Un métier manuel apporte ce que l’écriture ne peut offrir : une production tangible, un rythme dicté par la nature ou la matière, et une résistance physique qui contrebalance le travail intellectuel. Les métiers d’agriculteur, de plombier, de menuisier ou de tout autre artisan s’accordent, à mes yeux, à merveille avec celui d’écrivain.

Prenons l’exemple du vigneron, mon métier, qui complète à merveille celui d’écrivain.

Le métier de vigneron est physiquement chaotique, mais mentalement ordonné. On sait, la plupart du temps, quelles tâches accomplir chaque jour. Pourtant, le chaos surgit du monde physique : la nature, la météo, les maladies (celles du vigneron ou des vignes) perturbent inévitablement le travail. Affronter la pluie, le froid ou la maladie introduit un désordre physique, même si la tâche reste simple sur le plan mental.

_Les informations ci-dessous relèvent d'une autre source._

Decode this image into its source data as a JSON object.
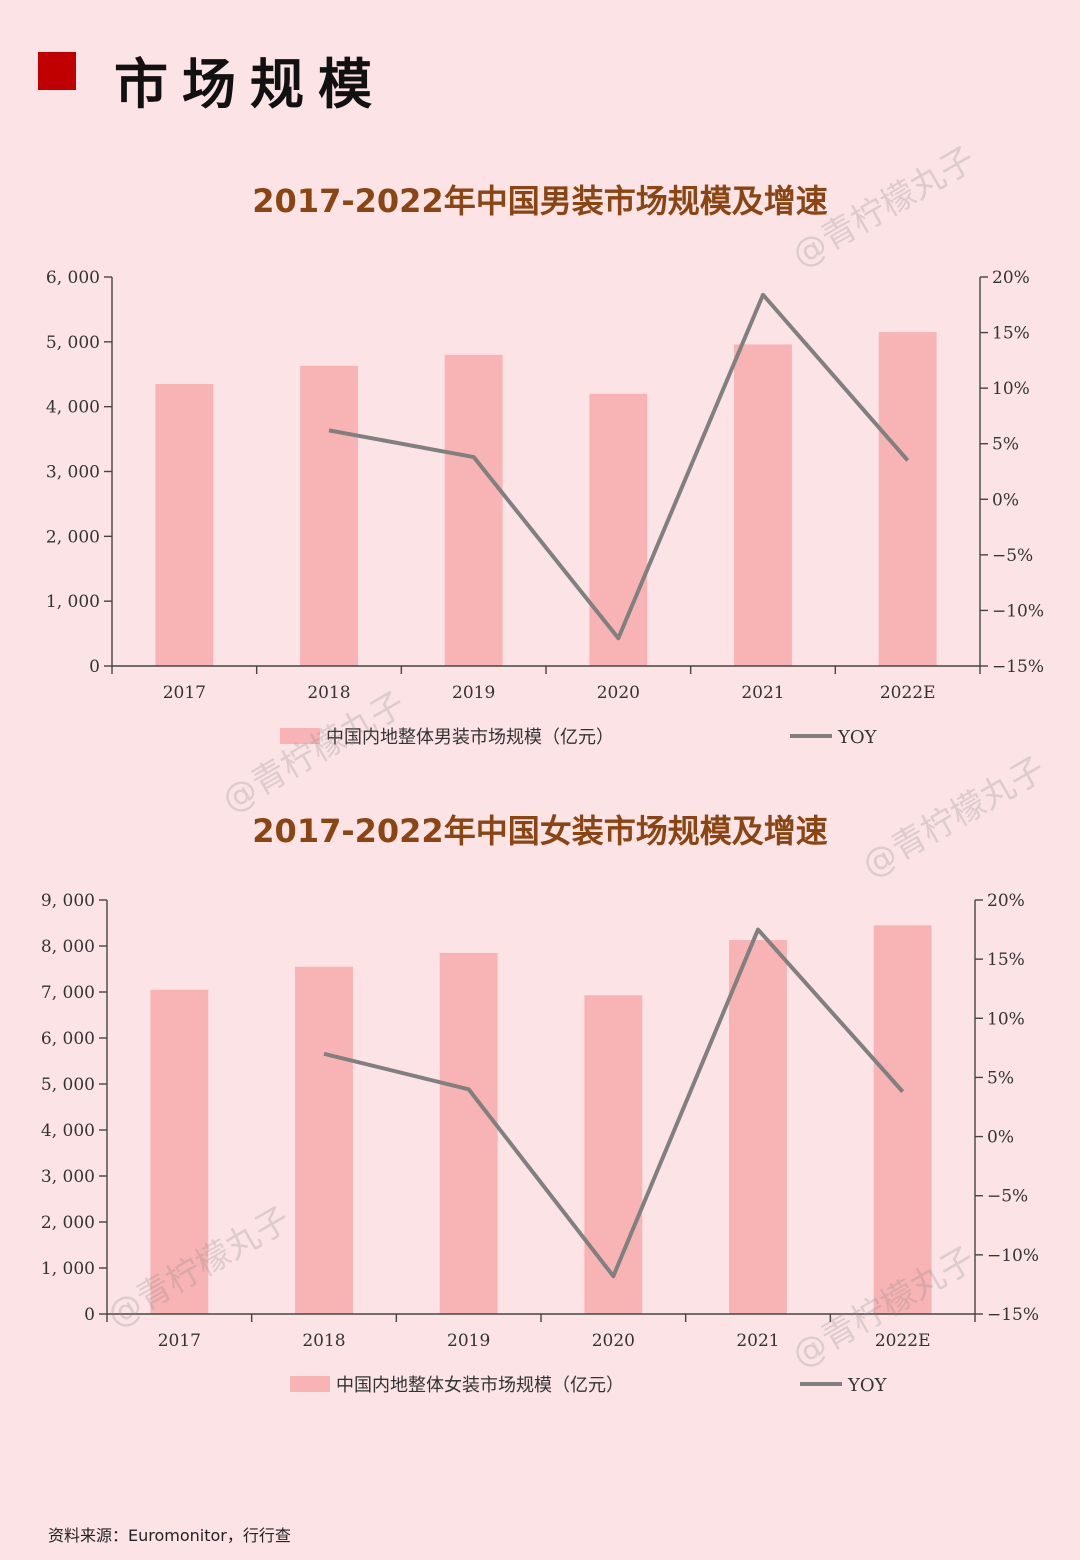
{
  "header": {
    "title": "市场规模"
  },
  "charts": [
    {
      "title": "2017-2022年中国男装市场规模及增速"
    },
    {
      "title": "2017-2022年中国女装市场规模及增速"
    }
  ],
  "chart_data": [
    {
      "type": "bar",
      "title": "2017-2022年中国男装市场规模及增速",
      "categories": [
        "2017",
        "2018",
        "2019",
        "2020",
        "2021",
        "2022E"
      ],
      "series": [
        {
          "name": "中国内地整体男装市场规模（亿元）",
          "type": "bar",
          "axis": "left",
          "values": [
            4350,
            4630,
            4800,
            4200,
            4960,
            5150
          ]
        },
        {
          "name": "YOY",
          "type": "line",
          "axis": "right",
          "values": [
            null,
            6.2,
            3.8,
            -12.5,
            18.4,
            3.5
          ]
        }
      ],
      "ylim": [
        0,
        6000
      ],
      "y2lim": [
        -15,
        20
      ],
      "yticks": [
        "0",
        "1, 000",
        "2, 000",
        "3, 000",
        "4, 000",
        "5, 000",
        "6, 000"
      ],
      "y2ticks": [
        "−15%",
        "−10%",
        "−5%",
        "0%",
        "5%",
        "10%",
        "15%",
        "20%"
      ],
      "colors": {
        "bar": "#f8b3b5",
        "line": "#808080"
      },
      "legend": "bottom",
      "grid": false
    },
    {
      "type": "bar",
      "title": "2017-2022年中国女装市场规模及增速",
      "categories": [
        "2017",
        "2018",
        "2019",
        "2020",
        "2021",
        "2022E"
      ],
      "series": [
        {
          "name": "中国内地整体女装市场规模（亿元）",
          "type": "bar",
          "axis": "left",
          "values": [
            7050,
            7550,
            7850,
            6930,
            8130,
            8450
          ]
        },
        {
          "name": "YOY",
          "type": "line",
          "axis": "right",
          "values": [
            null,
            7.0,
            4.0,
            -11.8,
            17.5,
            3.8
          ]
        }
      ],
      "ylim": [
        0,
        9000
      ],
      "y2lim": [
        -15,
        20
      ],
      "yticks": [
        "0",
        "1, 000",
        "2, 000",
        "3, 000",
        "4, 000",
        "5, 000",
        "6, 000",
        "7, 000",
        "8, 000",
        "9, 000"
      ],
      "y2ticks": [
        "−15%",
        "−10%",
        "−5%",
        "0%",
        "5%",
        "10%",
        "15%",
        "20%"
      ],
      "colors": {
        "bar": "#f8b3b5",
        "line": "#808080"
      },
      "legend": "bottom",
      "grid": false
    }
  ],
  "watermark": "@青柠檬丸子",
  "source": "资料来源：Euromonitor，行行查"
}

Là où l’écrivain évolue dans un ordre physique et un chaos mental, le vigneron vit l’inverse.

Là où l’écrivain façonne l’immatériel, le vigneron cultive le tangible : des raisins, qui pourront devenir du vin.

L’un travaille l’esprit, l’autre travaille la terre.

Pour les autres artisans, c’est la même logique. Leur travail aboutit à un résultat physique, et le chaos qu’ils affrontent est lui aussi concret : imprévus matériels, aléas de la matière ou des outils.

Au-delà de leur complémentarité, chaque métier exige une progression autonome pour éviter de s’appauvrir avec le temps : l’écrivain affine ses écrits, élargit son audience et expérimente la vie ; le vigneron optimise sa récolte, améliore son vin et fidélise sa clientèle.

L’écrivain puise son inspiration dans sa vie : plus ses expériences sont riches et variées, plus ses écrits gagnent en profondeur.

C’est précisément cette alliance entre l’écriture et un métier manuel qui permet d’embrasser la totalité de l’expérience humaine : créer et agir, penser et produire.